Will the current resurgence in artificial intelligence turn into another AI winter? Two prominent experts in the field — Eric Horvitz and Yann LeCun — don’t think so. “It’s unclear how fast things are going to go with machine intelligence. I’m uncertain myself,” said Horvitz, director at the Microsoft Research laboratory in Redmond, Wash. “But I think it’s pretty clear that we’ll have some big developments soon that will be very valuable.”
Horvitz pointed to two “core developments” that have gotten AI to where it is today. He referred to the first core development as a “revolution of probability” — that is, a move from logic-based reasoning to reasoning under uncertainty. [This development] “stands on the shoulders of disciplines including statistics, operations research and, of course, probability decision science,” Horvitz said at a recent emerging technology conference — dubbed EmTech — hosted by the MIT Technology Review.
But it’s Horvitz’s second core development that will likely strike a chord with CIOs, who should notice parallels between the technological improvements underpinning this latest AI revitalization and those that brought big data to the forefront. “The second has been a revolution in machine learning, but this has largely been fueled in recent years by the almost limitless storage we have for capturing data, as well as the rise of the data sources through the ubiquity and connectivity of the Web,” he said. “That, along with computation, has fueled a renaissance in machine learning, which has become a core pillar of where we are today in AI.”
That’s especially true for one area of AI that’s receiving plenty of buzz these days: deep learning, a type of machine learning described by some proponents as analogous to how the human brain processes information. Yann LeCun, a luminary in the field, a professor at New York University, and the director of AI research at Facebook, described deep learning as an old idea (one that arguably dates back to the 1950s) that is undergoing a renaissance thanks to these technological developments.

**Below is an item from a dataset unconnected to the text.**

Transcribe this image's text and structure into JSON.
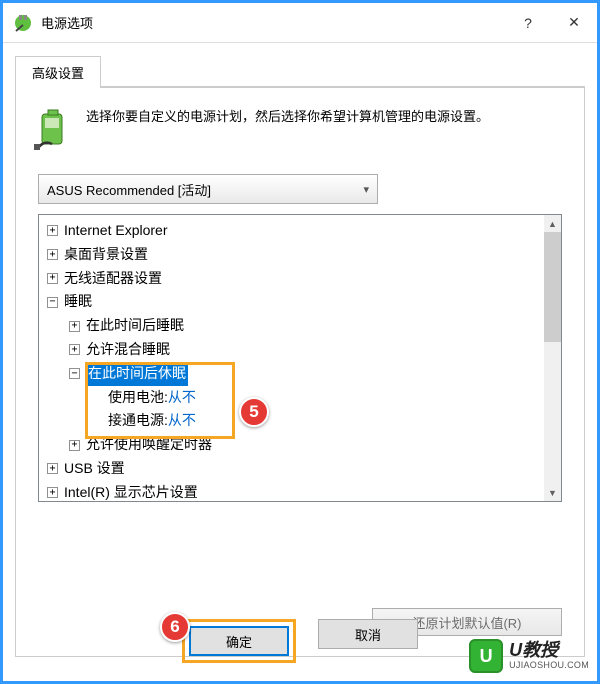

He pointed specifically to machines that now can handle the large data sets, which are needed to train or “teach” deep learning systems effectively, and to graphics processing units (GPUs), “which are highly parallel — most of the new chips have something like 2,000 cores on them,” LeCun said at EmTech.
The advent of neural networks
In the 1990s, LeCun made a notable mark on a type of deep learning known as convolutional neural networks, the design for which is loosely inspired by the brain’s visual cortex. Convolutional neural networks (convnets) process data in layers to identify an image or text, starting at the lowest layer by identifying the basic features in the unstructured data and passing the findings up to the highest layers where what’s being portrayed is eventually identified. While working at AT&T Bell Laboratories 25 years ago, LeCun built a neural net that could recognize handwritten numbers, a technique that proved so successful, banks implemented the technology at ATMs for check deposits.
The time in the limelight for convnets, however, was fleeting. “The machine learning community moved away from it. They did not believe this idea had any legs,” LeCun said, leading to what he referred to as the “second death of neural nets,” the first having occurred in the 1960s when researchers, including MIT’s Marvin Minsky, “exposed the limitations of the approaches people had taken so far,” he said.
Creating powerful neural nets, it turns out, involves adding more layers of processing to the mix, but in the 1960s, as Minsky argued, the technology was not up to the task. In the 1980s, researchers were still limited by technique. “People were only training networks of two to three layers because that’s all we could afford on the machines we had, mostly because the data sets were small,” LeCun said. “If you try to make the networks too big with little data, they don’t work that well.”
In cases like this, neural nets risk learning by rote only, which won’t amount to anything useful. One exception was LeCun’s convolutional net for handwriting, which had “five, six, seven layers,” he said. But by the late 1990s, the concept of neural nets had fallen out of favor and with it the promise of convnets.
For the record
In an interview earlier this year, Facebook’s Yann LeCun told Lee Gomes of theIEEE Spectrum that, “while deep learning gets an inspiration from biology, it’s very, very far from what the brain actually does. And describing it like the brain gives a bit of the aura of magic to it, which is dangerous. It leads to hype; people claim things that are not true. AI has gone through a number of AI winters because people claimed things they couldn’t deliver.”
“People didn’t believe that by just adding layers, it would work” he said. “That was partly due to the wrong mathematical intuition.”
In the last five years or so, adding multiple layers to neural nets (10 or more) has become the norm, dramatically transforming the technology’s performance and the industry’s perception. Today, “every speech recognition system that runs on your smartphone … ended up using deep learning,” he said. It’s also taken computer vision — the robot version of human vision — by storm.
“Within the space of a year, the entire computer vision community working on image recognition switched from whatever they were using to convolutional nets,” LeCun said, “In my 30 years of research, I’ve never seen anything like this — a technique like this taking over so quickly.”